8月4日,央行主管的金融时报刊文强调,国家税务总局加强对个人境外收入的监管,明确境外买卖股票收入需依法申报并缴纳个人所得税,许纳税人按纳税年度盈亏相抵计算应税所得,但禁止跨年抵扣亏损。

出现这一现象的原因是我们的国家体量到了全球化资本布局的阶段,同时当下的经济环境也需要创造税源,比较好的同一路径就是建立类似美国一样的全球金融体系,而这个体系除了市场、制度以外,关键之处就是税收,如何把GNP转为GDP才是核心!

金融时报近期刊文强调加强个人境外收入监管就是这个逻辑的体现,其明确了境外股票交易所得需依法申报并缴纳 20% 个人所得税,同时通过 CRS 机制与全球 150 多个司法管辖区实现金融账户信息自动交换,这个机制一旦加上AI等的自动化处理机制,可以实现对我国公民的全球征税,是税务体系的一次重大突破!

而且,我的国政策与美国 FATCA、德国跨境资本利得税等国际通行做法一致,有助于避免双重征税并参与全球税收规则制定。

我们来看下主要影响:

一、个人投资者:

征税,无疑会增加直接交易成本,境外股票交易所得按次征收 20% 税率,且年度内盈亏可互抵但禁止跨年抵扣,这意味着高频套利的交易者需谨慎管理交易节奏,例如在同一年内平仓亏损头寸以对冲收益,避免跨年失效。而对于长期持有者,若某年度集中减持获利,可能面临较高税负。

同时,全球最先进的金税四期系统整合银行、外汇、券商数据,结合 CRS 机制穿透式获取境外账户信息,税务部门可精准比对申报数据。当下,一些“高风险”的高净值人群,如:网红、明星及上市公司大股东、跨境从业人员因跨境活动频繁,将成为重点监控对象,其税务合规成本将显著上升。

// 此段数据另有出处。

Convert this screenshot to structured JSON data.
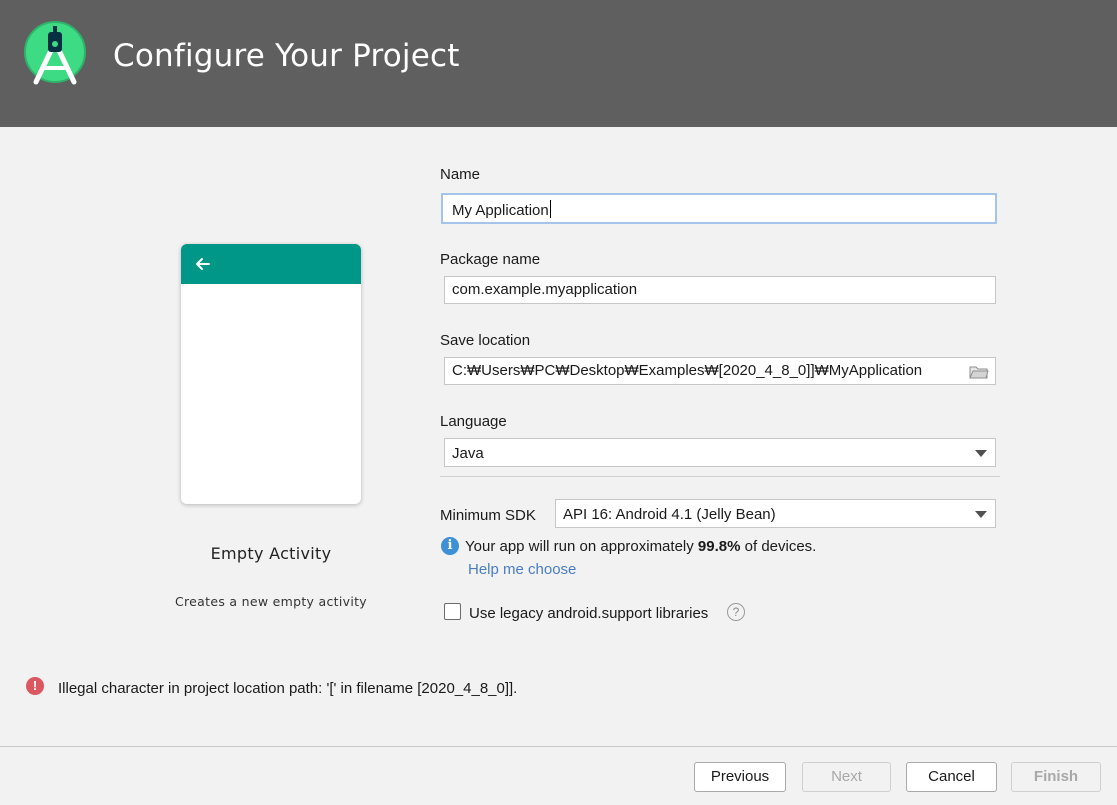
{
  "header": {
    "title": "Configure Your Project",
    "logo_icon": "android-studio-icon"
  },
  "preview": {
    "activity_name": "Empty Activity",
    "activity_description": "Creates a new empty activity",
    "accent_color": "#009688"
  },
  "form": {
    "name": {
      "label": "Name",
      "value": "My Application"
    },
    "package_name": {
      "label": "Package name",
      "value": "com.example.myapplication"
    },
    "save_location": {
      "label": "Save location",
      "value": "C:₩Users₩PC₩Desktop₩Examples₩[2020_4_8_0]]₩MyApplication"
    },
    "language": {
      "label": "Language",
      "selected": "Java"
    },
    "minimum_sdk": {
      "label": "Minimum SDK",
      "selected": "API 16: Android 4.1 (Jelly Bean)"
    },
    "info": {
      "prefix": "Your app will run on approximately ",
      "percent": "99.8%",
      "suffix": " of devices.",
      "help_link": "Help me choose"
    },
    "legacy": {
      "label": "Use legacy android.support libraries",
      "checked": false
    }
  },
  "error": {
    "message": "Illegal character in project location path: '[' in filename [2020_4_8_0]]."
  },
  "buttons": {
    "previous": "Previous",
    "next": "Next",
    "cancel": "Cancel",
    "finish": "Finish"
  }
}
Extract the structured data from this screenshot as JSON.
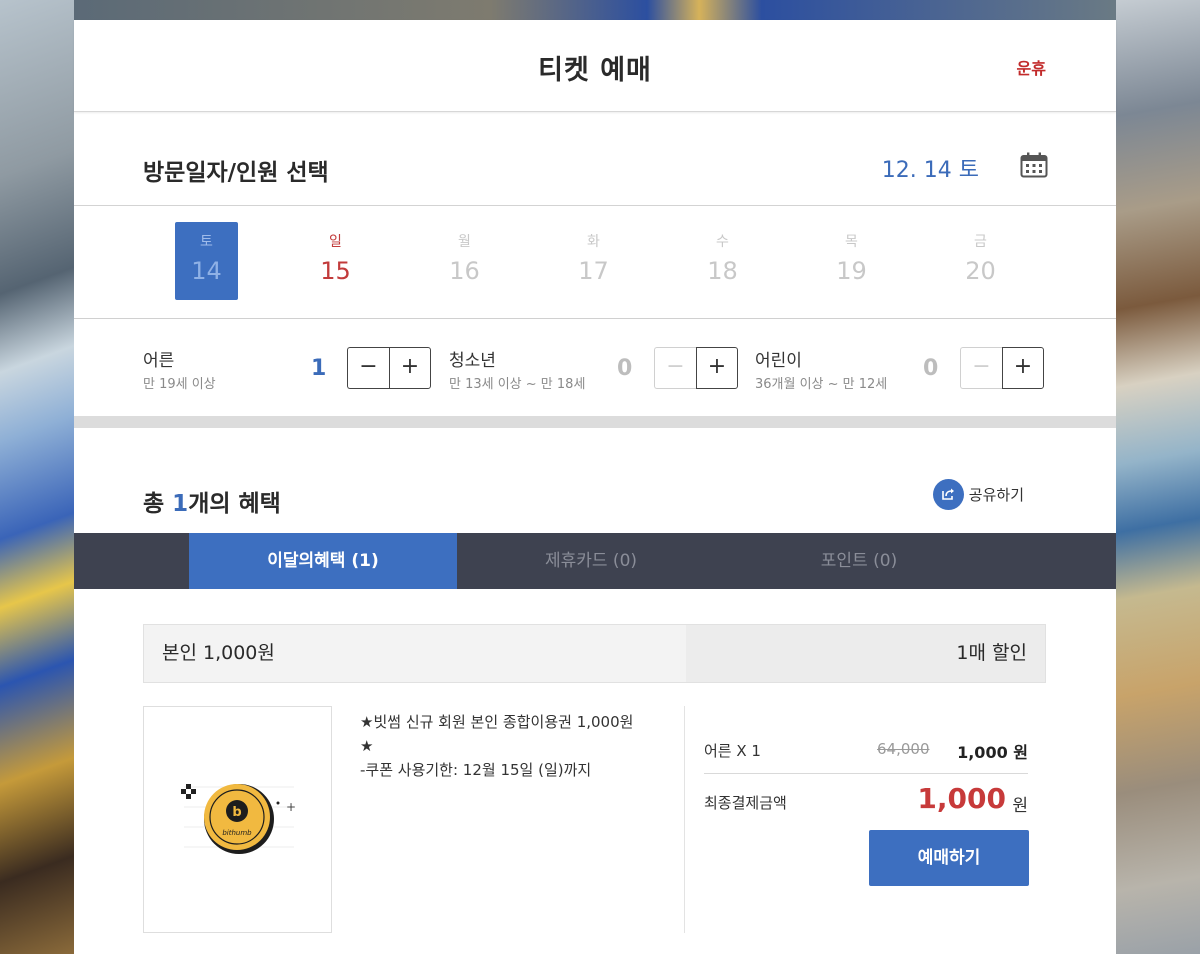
{
  "header": {
    "title": "티켓 예매",
    "status": "운휴"
  },
  "date_section": {
    "label": "방문일자/인원 선택",
    "selected_date": "12. 14 토",
    "days": [
      {
        "dow": "토",
        "num": "14",
        "state": "selected"
      },
      {
        "dow": "일",
        "num": "15",
        "state": "sunday"
      },
      {
        "dow": "월",
        "num": "16",
        "state": "disabled"
      },
      {
        "dow": "화",
        "num": "17",
        "state": "disabled"
      },
      {
        "dow": "수",
        "num": "18",
        "state": "disabled"
      },
      {
        "dow": "목",
        "num": "19",
        "state": "disabled"
      },
      {
        "dow": "금",
        "num": "20",
        "state": "disabled"
      }
    ]
  },
  "people": [
    {
      "name": "어른",
      "range": "만 19세 이상",
      "count": "1",
      "minus": "−",
      "plus": "+"
    },
    {
      "name": "청소년",
      "range": "만 13세 이상 ~ 만 18세",
      "count": "0",
      "minus": "−",
      "plus": "+"
    },
    {
      "name": "어린이",
      "range": "36개월 이상 ~ 만 12세",
      "count": "0",
      "minus": "−",
      "plus": "+"
    }
  ],
  "benefits": {
    "title_prefix": "총 ",
    "count": "1",
    "title_suffix": "개의 혜택",
    "share_label": "공유하기",
    "tabs": [
      {
        "label": "이달의혜택 (1)",
        "active": true
      },
      {
        "label": "제휴카드 (0)",
        "active": false
      },
      {
        "label": "포인트 (0)",
        "active": false
      }
    ]
  },
  "coupon": {
    "name": "본인 1,000원",
    "discount": "1매 할인",
    "logo_text": "bithumb",
    "desc_line1": "★빗썸 신규 회원 본인 종합이용권 1,000원",
    "desc_line2": "★",
    "desc_line3": "-쿠폰 사용기한: 12월 15일 (일)까지"
  },
  "price": {
    "row_label": "어른 X 1",
    "original": "64,000",
    "amount": "1,000 원",
    "final_label": "최종결제금액",
    "final_amount": "1,000",
    "final_unit": "원",
    "book_button": "예매하기"
  },
  "colors": {
    "accent": "#3d6fc0",
    "price_red": "#c73a3a",
    "tab_bar": "#3e4250"
  }
}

而且,该政策将填补此前因信息不对称导致的税收缺口,全国范围内潜在税收增量可观。

与此同时,政策也维系了合规金融渠道的免税政策,投资者如转向政策允许的免税渠道。例如,通过港股通、QDII 基金等合规路径投资,可享受税收优惠,其中部分高净值人士可能通过境外公司或全权信托架构实现税务递延。

二、金融市场:

政策可能抑制部分以避税为目的的境外投资,短期内资金或回流国内市场。但长期来看,合法渠道的扩容(如港股通、QDII 基金)将引导资金有序出海。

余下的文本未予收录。